Spent some time helping a guy insert the syndicated link to www.SudoCue.net. He finally got it built in and now he’s running a daily Sudoku from my database.

More! More!

Also did some research on the easies in my database. Created a program that does some low-end difficulty analysis. I’m not gonna spill all the beans here, but some of the considerations are:

  • How tight is the solving path? Are there multiple routes or just a single path that you need to follow?
  • How many singles can be placed before an elimination technique is called for?

Refinement in difficulty assessment will help me identify better nightmares.

My toughest Sudoku generated

This is the toughest Sudoku in stock, from my own manufacturing plant. Is it really a complicated one? It just depends on what force is applied against it. A few nice loops could break it… maybe.

 My toughest

  Tough is in the eye of the beholder. In this case, Sudo Cue.

Readers?

Was surprised to see how many people are reading my daily entries here. OK, needed to tidy it up a bit, and translated the most recent posts in English. Blogging is a dangerous activity. Before you know it, everybody is looking over your shoulder.

Finished the Scanning article in www.Sudopedia.org. May need some revisions, but at least it is a consistent story now. Still no cowriters.

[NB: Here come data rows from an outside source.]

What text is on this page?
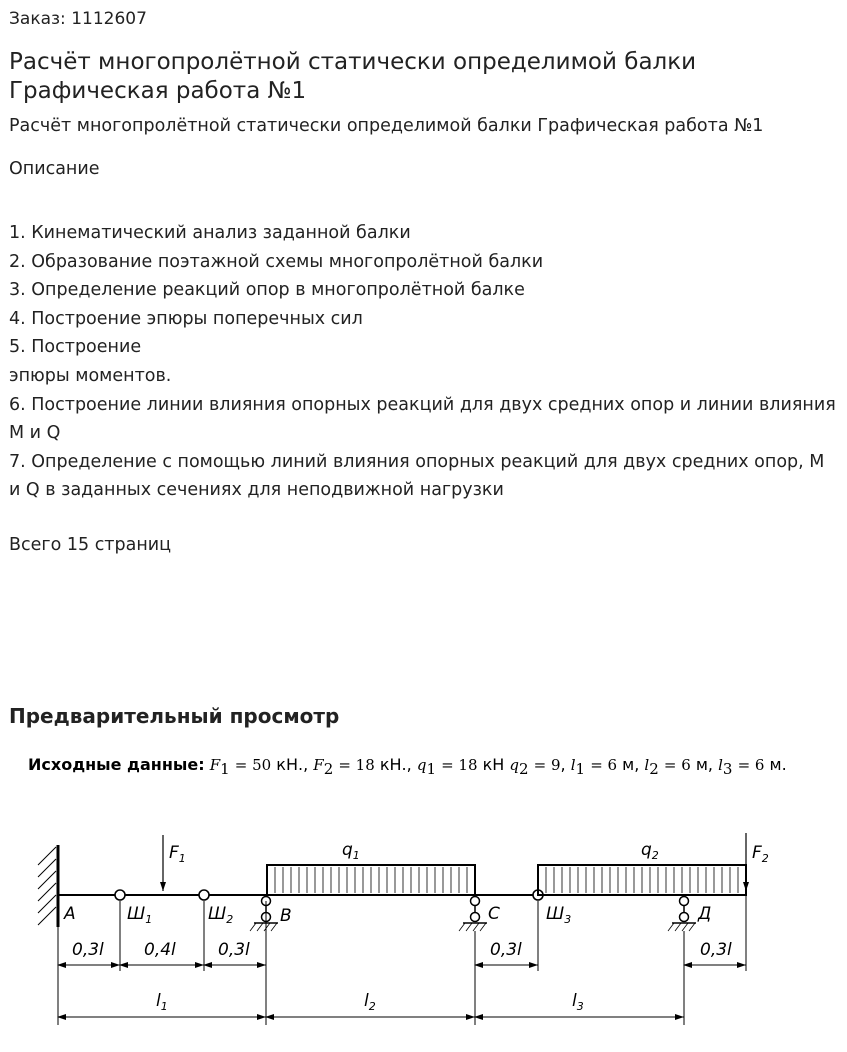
Заказ: 1112607
Расчёт многопролётной статически определимой балки Графическая работа №1
Расчёт многопролётной статически определимой балки Графическая работа №1
Описание
1. Кинематический анализ заданной балки
2. Образование поэтажной схемы многопролётной балки
3. Определение реакций опор в многопролётной балке
4. Построение эпюры поперечных сил
5. Построение
эпюры моментов.
6. Построение линии влияния опорных реакций для двух средних опор и линии влияния М и Q
7. Определение с помощью линий влияния опорных реакций для двух средних опор, М и Q в заданных сечениях для неподвижной нагрузки
Всего 15 страниц
Предварительный просмотр
Исходные данные: $F_1 = 50$ кН., $F_2 = 18$ кН., $q_1 = 18$ кН $q_2 = 9$, $l_1 = 6$ м, $l_2 = 6$ м, $l_3 = 6$ м.
$F_1$	$q_1$	$q_2$	$F_2$
A	$Ш_1$	$Ш_2$	B	C	$Ш_3$	Д
0,3l 0,4l 0,3l	0,3l	0,3l
$l_1$	$l_2$	$l_3$
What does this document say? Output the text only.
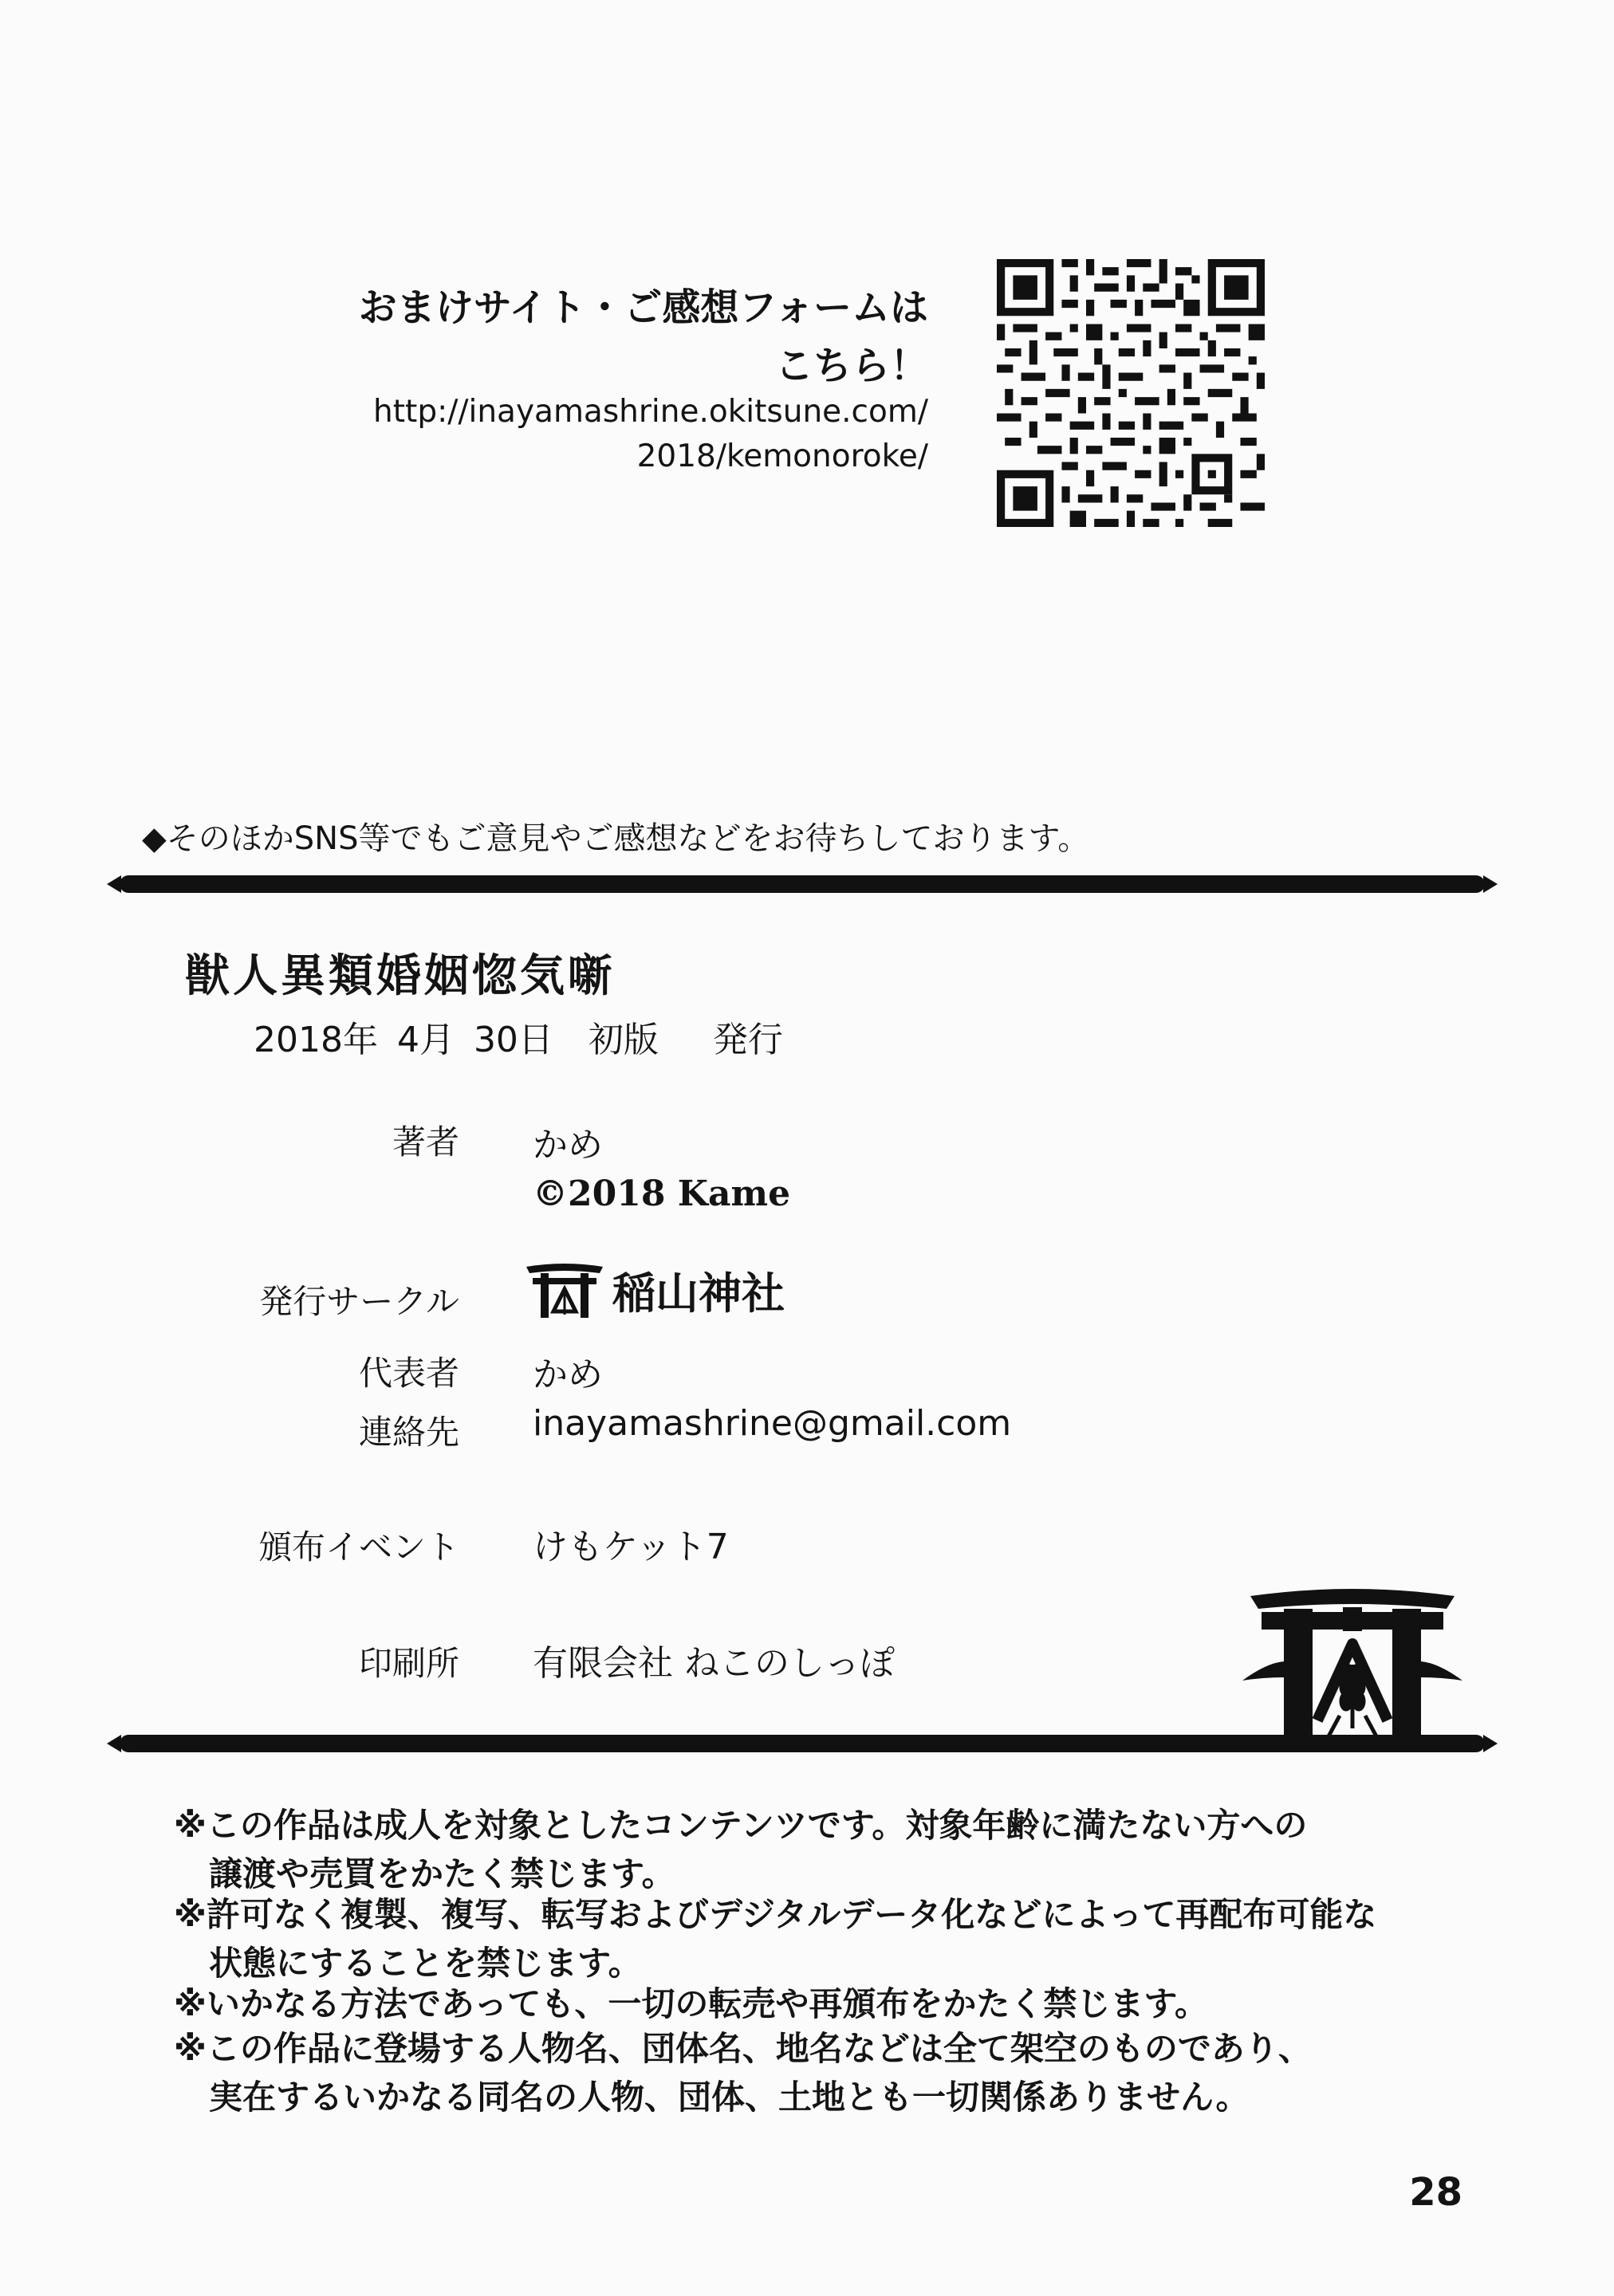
おまけサイト・ご感想フォームは
こちら！
http://inayamashrine.okitsune.com/
2018/kemonoroke/
◆そのほかSNS等でもご意見やご感想などをお待ちしております。
獣人異類婚姻惚気噺
2018年 4月 30日　初版　 発行
著者 かめ
©2018 Kame
発行サークル	稲山神社
代表者 かめ
連絡先 inayamashrine@gmail.com
頒布イベント けもケット7
印刷所 有限会社 ねこのしっぽ
※この作品は成人を対象としたコンテンツです。対象年齢に満たない方への
譲渡や売買をかたく禁じます。
※許可なく複製、複写、転写およびデジタルデータ化などによって再配布可能な
状態にすることを禁じます。
※いかなる方法であっても、一切の転売や再頒布をかたく禁じます。
※この作品に登場する人物名、団体名、地名などは全て架空のものであり、
実在するいかなる同名の人物、団体、土地とも一切関係ありません。
28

I have isolated the 400.000 Sudokus in my Access database that can be classified as ‘easy’. I will run a special program today, that performs a solving speed test on these sudokus. This is something I found out recently. It is not only the requirement of solving techniques, but also the solving speed that determines the difficulty of a sudoku. For the lower grades, this is the most important benchmark. A whole series of sub-grades can be worked out.

But not for me. I have to keep up my reputation, so I will always supply sudokus that are a tad more difficult than the rest of them. This solving speed test will help me pick out the nice ones.